This could have been a ghost story.
As I was finishing my post on Émile Zola's The Kill, I heard my parrot George shouting, "Oi!" He's been very vocal this afternoon, as he usually is, and earlier had been shouting, "It's cold!" and whistling the various theme tunes of the various programmes I watch. Even though the "Oi!" became more persistent, I thought nothing of it.
Once my post was up, I went downstairs to check on him and make my dinner. I noticed a Christmas card was on the floor, but when George is out of his cage, as he flies around cards get knocked down. George was in his cage, but he could have knocked it down last night and I hadn't noticed, though probably, I thought, it had fallen down because of the draft I felt by the fireplace.
When I squeeze George's beak, he makes a odd kind of "meep" sound; it's his favourite game. But he wouldn't do it this time. In fact, he was silent. I thought he was in a bad mood, so I gave him one of his treats (he threw it to the ground) and went into the kitchen to make my dinner.
Once I left the room, he started shouting "Oi!" again, then "Oi! No!". Here I became confused: I realised then he only does that when he's being naughty (which he wasn't being), or when something's upsetting or annoying him. I went back into the room and he was pacing up and down his perch. I asked him what was wrong and he repeated, "No!", so I told him I was going to make my dinner then we could watch Law and Order (he loves the theme tune).
Back into the kitchen I went, and he shrieked. Still thinking he was in a bad mood, I whistled to him, but he kept shrieking. I went back and all the Christmas cards were on the floor. He kept shrieking and pacing, but I couldn't see what was wrong with him. I stood with him a while, stroked his feet, sung one of his songs, and gradually he calmed down and I managed to get a "meep" out of him.
At this point, the budgies, who were upstairs, seemed to be having some kind of battle, so I popped up to check on them. Oliver, not being very good at flying, had tried to fly from one window to the other but hadn't made it, so he was sitting on the floor calling me (he shouts until I pick him up). As I picked him up, George screamed.
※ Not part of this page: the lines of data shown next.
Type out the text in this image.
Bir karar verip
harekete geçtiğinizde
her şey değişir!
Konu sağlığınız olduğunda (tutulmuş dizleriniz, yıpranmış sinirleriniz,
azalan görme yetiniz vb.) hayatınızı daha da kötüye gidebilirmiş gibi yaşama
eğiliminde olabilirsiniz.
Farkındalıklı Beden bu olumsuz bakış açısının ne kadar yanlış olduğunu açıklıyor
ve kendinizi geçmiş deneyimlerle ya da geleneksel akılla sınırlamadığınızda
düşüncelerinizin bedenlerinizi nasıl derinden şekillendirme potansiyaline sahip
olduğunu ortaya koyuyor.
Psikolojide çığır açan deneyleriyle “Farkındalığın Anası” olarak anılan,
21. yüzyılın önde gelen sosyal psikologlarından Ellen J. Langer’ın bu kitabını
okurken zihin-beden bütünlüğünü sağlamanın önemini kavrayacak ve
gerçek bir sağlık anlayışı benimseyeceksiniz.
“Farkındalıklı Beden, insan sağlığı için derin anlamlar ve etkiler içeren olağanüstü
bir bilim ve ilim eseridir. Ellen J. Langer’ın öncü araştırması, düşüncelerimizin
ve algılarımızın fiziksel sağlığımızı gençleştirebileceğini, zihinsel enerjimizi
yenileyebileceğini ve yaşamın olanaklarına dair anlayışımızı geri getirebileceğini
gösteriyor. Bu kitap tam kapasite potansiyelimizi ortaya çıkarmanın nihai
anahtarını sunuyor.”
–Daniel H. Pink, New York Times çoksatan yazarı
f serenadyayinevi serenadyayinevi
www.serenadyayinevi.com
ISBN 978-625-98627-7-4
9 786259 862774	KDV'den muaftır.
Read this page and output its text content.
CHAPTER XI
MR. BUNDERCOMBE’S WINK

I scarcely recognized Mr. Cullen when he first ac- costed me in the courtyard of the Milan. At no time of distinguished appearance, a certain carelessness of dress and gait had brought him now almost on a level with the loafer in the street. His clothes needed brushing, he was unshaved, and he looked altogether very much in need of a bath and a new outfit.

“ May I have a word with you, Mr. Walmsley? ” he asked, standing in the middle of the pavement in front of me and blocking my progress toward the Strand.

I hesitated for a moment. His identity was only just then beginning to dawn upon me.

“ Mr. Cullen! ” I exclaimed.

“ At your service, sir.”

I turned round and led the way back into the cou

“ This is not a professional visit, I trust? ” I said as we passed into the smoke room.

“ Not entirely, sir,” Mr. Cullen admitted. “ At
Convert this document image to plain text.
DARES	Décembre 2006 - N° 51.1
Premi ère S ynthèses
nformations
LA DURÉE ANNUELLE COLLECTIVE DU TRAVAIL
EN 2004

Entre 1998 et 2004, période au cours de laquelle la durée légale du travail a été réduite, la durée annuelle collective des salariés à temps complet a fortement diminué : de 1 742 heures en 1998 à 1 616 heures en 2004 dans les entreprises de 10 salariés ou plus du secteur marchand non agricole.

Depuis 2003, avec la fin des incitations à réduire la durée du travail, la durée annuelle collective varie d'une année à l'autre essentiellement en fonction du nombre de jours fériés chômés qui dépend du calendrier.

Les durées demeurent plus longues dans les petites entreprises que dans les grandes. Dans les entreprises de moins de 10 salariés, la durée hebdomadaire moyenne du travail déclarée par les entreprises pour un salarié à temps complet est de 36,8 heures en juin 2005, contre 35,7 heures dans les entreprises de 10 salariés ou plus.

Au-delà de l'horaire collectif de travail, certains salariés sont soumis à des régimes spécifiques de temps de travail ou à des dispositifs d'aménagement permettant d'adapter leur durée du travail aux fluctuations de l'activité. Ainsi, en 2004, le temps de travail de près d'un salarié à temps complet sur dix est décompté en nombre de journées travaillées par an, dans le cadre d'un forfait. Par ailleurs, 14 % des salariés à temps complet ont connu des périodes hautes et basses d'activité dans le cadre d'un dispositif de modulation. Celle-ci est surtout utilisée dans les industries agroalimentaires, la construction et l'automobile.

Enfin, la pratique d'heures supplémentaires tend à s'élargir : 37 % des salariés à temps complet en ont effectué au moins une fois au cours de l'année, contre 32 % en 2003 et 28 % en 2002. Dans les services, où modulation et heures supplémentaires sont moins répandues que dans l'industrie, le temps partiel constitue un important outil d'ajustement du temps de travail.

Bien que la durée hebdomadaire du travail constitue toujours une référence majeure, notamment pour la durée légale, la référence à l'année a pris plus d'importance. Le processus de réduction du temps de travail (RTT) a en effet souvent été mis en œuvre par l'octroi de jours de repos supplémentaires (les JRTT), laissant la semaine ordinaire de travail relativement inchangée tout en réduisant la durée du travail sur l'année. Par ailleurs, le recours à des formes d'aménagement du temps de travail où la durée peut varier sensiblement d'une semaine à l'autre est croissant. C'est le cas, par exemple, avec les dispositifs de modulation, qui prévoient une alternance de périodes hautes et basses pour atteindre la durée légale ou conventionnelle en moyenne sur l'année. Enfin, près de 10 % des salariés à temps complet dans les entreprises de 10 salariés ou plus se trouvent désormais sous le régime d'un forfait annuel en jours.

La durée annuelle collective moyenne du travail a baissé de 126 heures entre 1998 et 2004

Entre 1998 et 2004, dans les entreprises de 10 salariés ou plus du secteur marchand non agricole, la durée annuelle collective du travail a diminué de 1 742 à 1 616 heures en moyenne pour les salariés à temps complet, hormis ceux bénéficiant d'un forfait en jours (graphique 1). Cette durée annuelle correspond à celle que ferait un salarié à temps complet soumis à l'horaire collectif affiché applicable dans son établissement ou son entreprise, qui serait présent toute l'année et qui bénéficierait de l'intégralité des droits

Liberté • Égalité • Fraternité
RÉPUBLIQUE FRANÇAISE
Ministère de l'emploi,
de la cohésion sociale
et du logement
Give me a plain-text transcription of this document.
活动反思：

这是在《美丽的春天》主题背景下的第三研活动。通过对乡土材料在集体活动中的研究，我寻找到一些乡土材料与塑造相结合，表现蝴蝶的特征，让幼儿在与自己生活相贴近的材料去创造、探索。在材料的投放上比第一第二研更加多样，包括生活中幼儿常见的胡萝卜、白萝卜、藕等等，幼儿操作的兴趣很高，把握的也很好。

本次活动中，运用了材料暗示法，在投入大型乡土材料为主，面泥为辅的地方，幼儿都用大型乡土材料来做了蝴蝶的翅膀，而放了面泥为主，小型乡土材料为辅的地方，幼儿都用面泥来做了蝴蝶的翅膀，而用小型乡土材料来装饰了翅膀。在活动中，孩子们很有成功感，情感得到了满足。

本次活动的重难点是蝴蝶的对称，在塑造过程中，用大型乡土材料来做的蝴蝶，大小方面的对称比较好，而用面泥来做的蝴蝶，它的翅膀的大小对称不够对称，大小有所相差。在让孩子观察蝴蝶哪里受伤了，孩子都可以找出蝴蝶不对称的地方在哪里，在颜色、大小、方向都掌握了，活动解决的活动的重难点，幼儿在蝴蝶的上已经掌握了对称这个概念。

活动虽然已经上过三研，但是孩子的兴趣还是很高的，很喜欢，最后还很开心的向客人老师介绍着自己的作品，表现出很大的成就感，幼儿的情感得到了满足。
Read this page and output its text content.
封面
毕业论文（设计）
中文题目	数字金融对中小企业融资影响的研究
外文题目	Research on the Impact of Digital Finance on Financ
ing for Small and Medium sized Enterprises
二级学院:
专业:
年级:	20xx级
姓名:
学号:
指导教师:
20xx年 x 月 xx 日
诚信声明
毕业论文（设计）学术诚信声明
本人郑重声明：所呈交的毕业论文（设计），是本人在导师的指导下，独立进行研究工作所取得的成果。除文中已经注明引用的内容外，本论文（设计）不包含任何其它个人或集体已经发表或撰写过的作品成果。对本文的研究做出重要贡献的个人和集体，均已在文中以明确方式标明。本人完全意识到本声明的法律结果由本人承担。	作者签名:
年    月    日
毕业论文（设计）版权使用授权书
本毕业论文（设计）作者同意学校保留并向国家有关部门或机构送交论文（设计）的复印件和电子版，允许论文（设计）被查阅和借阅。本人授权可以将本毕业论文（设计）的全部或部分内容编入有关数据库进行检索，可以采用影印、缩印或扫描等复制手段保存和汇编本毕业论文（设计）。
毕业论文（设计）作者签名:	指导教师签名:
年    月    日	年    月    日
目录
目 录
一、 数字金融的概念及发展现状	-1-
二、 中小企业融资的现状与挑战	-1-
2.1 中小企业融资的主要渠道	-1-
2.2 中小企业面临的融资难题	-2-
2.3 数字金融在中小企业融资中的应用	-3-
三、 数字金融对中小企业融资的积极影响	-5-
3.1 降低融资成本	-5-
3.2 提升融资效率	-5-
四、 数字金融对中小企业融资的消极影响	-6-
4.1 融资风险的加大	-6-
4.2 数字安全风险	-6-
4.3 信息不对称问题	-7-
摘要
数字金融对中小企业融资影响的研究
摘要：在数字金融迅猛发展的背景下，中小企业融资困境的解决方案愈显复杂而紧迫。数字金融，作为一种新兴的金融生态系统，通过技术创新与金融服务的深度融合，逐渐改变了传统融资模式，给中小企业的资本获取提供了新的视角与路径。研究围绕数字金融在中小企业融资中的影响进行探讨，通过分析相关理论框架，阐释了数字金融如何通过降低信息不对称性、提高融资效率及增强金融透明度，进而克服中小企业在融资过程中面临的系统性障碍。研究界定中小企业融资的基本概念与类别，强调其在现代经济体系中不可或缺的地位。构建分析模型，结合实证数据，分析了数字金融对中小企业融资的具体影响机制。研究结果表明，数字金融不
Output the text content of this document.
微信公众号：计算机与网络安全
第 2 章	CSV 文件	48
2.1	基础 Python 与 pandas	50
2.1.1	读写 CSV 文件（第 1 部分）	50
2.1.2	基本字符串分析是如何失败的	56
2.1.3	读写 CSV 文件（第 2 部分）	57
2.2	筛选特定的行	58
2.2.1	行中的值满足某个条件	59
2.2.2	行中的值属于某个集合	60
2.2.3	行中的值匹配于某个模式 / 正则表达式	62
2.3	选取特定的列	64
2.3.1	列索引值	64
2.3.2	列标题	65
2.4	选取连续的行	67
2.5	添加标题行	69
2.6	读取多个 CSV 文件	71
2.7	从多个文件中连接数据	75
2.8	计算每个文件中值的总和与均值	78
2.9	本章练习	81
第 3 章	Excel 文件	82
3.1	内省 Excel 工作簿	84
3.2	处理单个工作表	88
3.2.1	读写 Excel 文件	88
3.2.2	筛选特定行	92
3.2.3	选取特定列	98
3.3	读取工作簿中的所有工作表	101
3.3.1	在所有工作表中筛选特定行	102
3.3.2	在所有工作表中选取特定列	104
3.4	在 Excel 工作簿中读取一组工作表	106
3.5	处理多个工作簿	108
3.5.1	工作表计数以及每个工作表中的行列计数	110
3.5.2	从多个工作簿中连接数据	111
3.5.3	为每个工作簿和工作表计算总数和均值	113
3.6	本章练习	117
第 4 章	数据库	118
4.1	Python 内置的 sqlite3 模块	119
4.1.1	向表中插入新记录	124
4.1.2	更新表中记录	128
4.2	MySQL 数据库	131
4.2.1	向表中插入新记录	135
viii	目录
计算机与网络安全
As anyone experienced with parrots know, the parrot scream, the African Grey Parrot scream, is horrifying. They scream in terror: it is not a noise they've copied, and it's not the frustrated squawk for attention: it is a very rare, but very real scream of distress. I ran downstairs and he was sitting at the bottom of his cage, and this time, a small ornament had fallen from the mantelpiece and smashed. The Christmas tree was shaking.
I opened up his cage to get him on my shoulder and take him upstairs, but he wouldn't come out. At this point, my heart was racing (the scream truly is bloody). George climbed up to his perch, but refused to move, muttering "No!" I didn't know what to do, so I just stood there, when suddenly a look of unholy terror came across his face just as I heard a kind of humming noise, and I felt a sharp draft across the back of my neck. George, once more, shouted, "Oi! No!"
I said out loud, "What the hell was that?" (to which George unhelpfully replied, "Want some?") and I followed the humming noise, which had passed behind me, but all I could see was the empty budgie cage with their cover on top. Nothing else.
If it hadn't have been for George, I would have been out of that room in a second. Though, I have to ask myself, would I have been? because I was rather frozen to the spot. I looked back at George, who was puffed out and pacing again, this time mumbling, "Off there!" and the hum and draft came again. I quickly turned around and, as another ornament fell to the floor, I saw the ghost: it was a chaffinch.
So, all is almost well. The chaffinch is refusing to leave, but I've got it out of the living room and it's now on top of a cupboard. It's asleep, as is George and the budgies, and meanwhile I'm writing this and trying to recover. I'm going to go and read Middlemarch to settle my nerves.